Avustralya Federal Başbakanı Anthony Albanese, bugün yapılan ulusal güvenlik toplantısının ardından radikalizm ve İslamiyet tartışmalarına net bir dille açıklık getirdi. Albanese, “Radikalizm bir din meselesi değildir; İslam’ı temsil etmez” diyerek hem güvenlik vurgusu yaptı hem de toplumsal birlik çağrısında bulundu.
“RADİKALİZMİN DİNLE İLGİSİ YOK”
Başbakan Albanese, radikal ideolojilerle dinin özellikle de İslam’ın bilinçli şekilde karıştırılmasına karşı çıkarak şu ifadeleri kullandı:
“Radikalizm dini temsil etmez. İslam barışa dayalı bir inançtır. Aşırı ve şiddet yanlısı ideolojiler, herhangi bir dini ya da inancı temsil etmez.”
Albanese, hükümetin mücadelesinin inançlarla değil, şiddet üreten aşırıcı ideolojilerle olduğunu özellikle vurguladı.
“SORUN DİN DEĞİL, ŞİDDETİ MEŞRULAŞTIRAN İDEOLOJİLERDİR”
Başbakan, güvenlik politikalarının hedefinin açık olduğunu belirterek şunları söyledi:
“Sorunumuz dinlerle değil; dini istismar ederek şiddeti meşrulaştıran radikal ideolojilerledir.
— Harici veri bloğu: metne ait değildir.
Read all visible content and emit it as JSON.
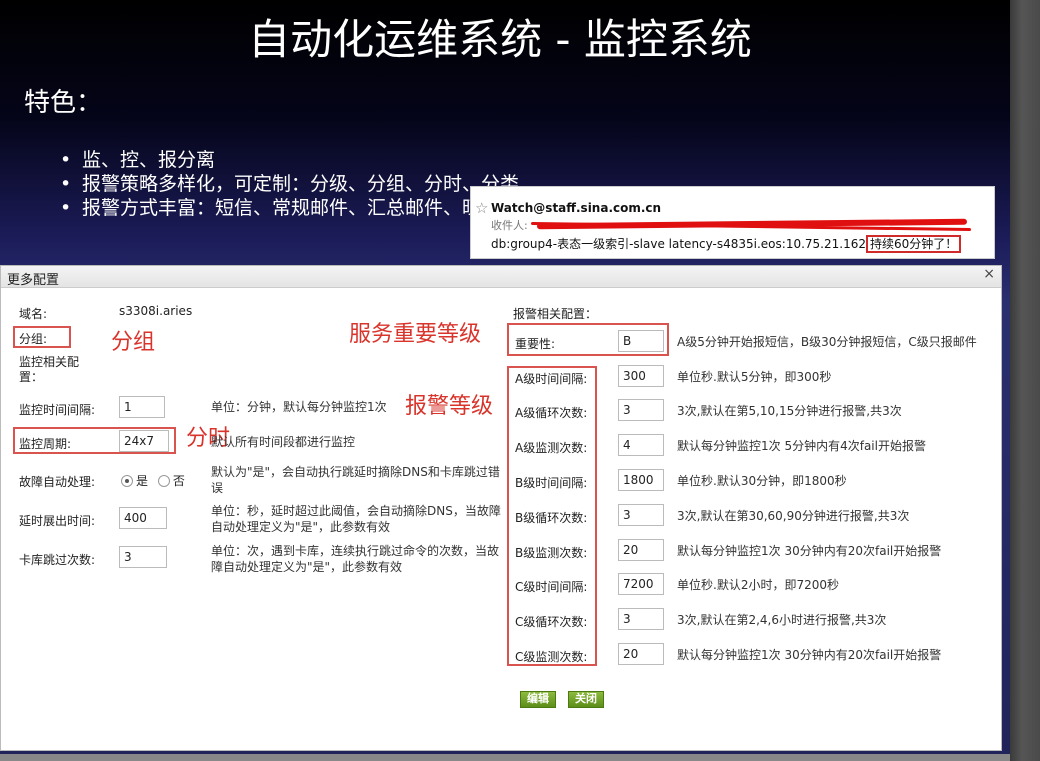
{
  "slide": {
    "title": "自动化运维系统 - 监控系统",
    "feature_heading": "特色：",
    "bullets": [
      "监、控、报分离",
      "报警策略多样化，可定制：分级、分组、分时、分类",
      "报警方式丰富：短信、常规邮件、汇总邮件、旺旺"
    ]
  },
  "email": {
    "star_icon": "star-icon",
    "from": "Watch@staff.sina.com.cn",
    "to_label": "收件人:",
    "body_prefix": "db:group4-表态一级索引-slave latency-s4835i.eos:10.75.21.162",
    "body_highlight": "持续60分钟了！"
  },
  "dialog": {
    "title": "更多配置",
    "close": "×",
    "left": {
      "domain_label": "域名:",
      "domain_value": "s3308i.aries",
      "group_label": "分组:",
      "monitor_section_label": "监控相关配置：",
      "rows": [
        {
          "label": "监控时间间隔:",
          "value": "1",
          "desc": "单位：分钟，默认每分钟监控1次"
        },
        {
          "label": "监控周期:",
          "value": "24x7",
          "desc": "默认所有时间段都进行监控"
        },
        {
          "label": "故障自动处理:",
          "radio_yes": "是",
          "radio_no": "否",
          "desc": "默认为\"是\"，会自动执行跳延时摘除DNS和卡库跳过错误"
        },
        {
          "label": "延时展出时间:",
          "value": "400",
          "desc": "单位：秒，延时超过此阈值，会自动摘除DNS，当故障自动处理定义为\"是\"，此参数有效"
        },
        {
          "label": "卡库跳过次数:",
          "value": "3",
          "desc": "单位：次，遇到卡库，连续执行跳过命令的次数，当故障自动处理定义为\"是\"，此参数有效"
        }
      ]
    },
    "right": {
      "alarm_section_label": "报警相关配置：",
      "importance_label": "重要性:",
      "importance_value": "B",
      "importance_desc": "A级5分钟开始报短信，B级30分钟报短信，C级只报邮件",
      "rows": [
        {
          "label": "A级时间间隔:",
          "value": "300",
          "desc": "单位秒.默认5分钟，即300秒"
        },
        {
          "label": "A级循环次数:",
          "value": "3",
          "desc": "3次,默认在第5,10,15分钟进行报警,共3次"
        },
        {
          "label": "A级监测次数:",
          "value": "4",
          "desc": "默认每分钟监控1次 5分钟内有4次fail开始报警"
        },
        {
          "label": "B级时间间隔:",
          "value": "1800",
          "desc": "单位秒.默认30分钟，即1800秒"
        },
        {
          "label": "B级循环次数:",
          "value": "3",
          "desc": "3次,默认在第30,60,90分钟进行报警,共3次"
        },
        {
          "label": "B级监测次数:",
          "value": "20",
          "desc": "默认每分钟监控1次 30分钟内有20次fail开始报警"
        },
        {
          "label": "C级时间间隔:",
          "value": "7200",
          "desc": "单位秒.默认2小时，即7200秒"
        },
        {
          "label": "C级循环次数:",
          "value": "3",
          "desc": "3次,默认在第2,4,6小时进行报警,共3次"
        },
        {
          "label": "C级监测次数:",
          "value": "20",
          "desc": "默认每分钟监控1次 30分钟内有20次fail开始报警"
        }
      ]
    },
    "buttons": {
      "edit": "编辑",
      "close": "关闭"
    }
  },
  "annotations": {
    "group": "分组",
    "importance": "服务重要等级",
    "alarm_level": "报警等级",
    "time_split": "分时"
  },
  "colors": {
    "annotation_red": "#d9342b",
    "button_green": "#6a9c22"
  }
}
Avustralya’da hiçbir topluluk bu tür yaklaşımlar nedeniyle töhmet altında bırakılamaz.”
Bu açıklamanın, son dönemde artan güvenlik tartışmalarında toplumsal tansiyonu düşürmeyi amaçladığı değerlendiriliyor.
İÇİŞLERİ BAKANI BURKE: “GÜVENLİK VE TOPLUMSAL UYUM BİRLİKTE YÜRÜR”
Toplantıya katılan Tony Burke de güvenliğin yalnızca polis ve istihbarat tedbirleriyle sınırlı olmadığını vurguladı. Burke,
“Radikalizmle mücadele ederken toplumsal uyumu ve birlikte yaşama kültürünü korumak zorundayız”
ifadelerini kullandı.
GÜVENLİK TOPLANTISINDA ÖNE ÇIKAN BAŞLIKLAR
Toplantıda ele alınan başlıca konular şöyle sıralandı:
Aşırıcı ve şiddet yanlısı ideolojilerle mücadele
Toplumun tüm kesimlerinin hedef alınmasına karşı net duruş
İstihbarat ve önleyici güvenlik mekanizmalarının güçlendirilmesi
BİRLİK VE SAĞDUYU MESAJI
Albanese, açıklamasını topluma birlik çağrısıyla tamamladı:
“Avustralya çok kültürlü bir ülkedir. İnancı, kökeni ne olursa olsun herkesin güvenliği bizim sorumluluğumuzdur.”
Başbakan’ın bu sözleri, hem güvenlik kaygılarını gidermeyi hem de İslam’ın radikalizmle özdeşleştirilmesine karşı güçlü bir siyasi duruş sergilemeyi amaçlayan net bir mesaj olarak değerlendirildi.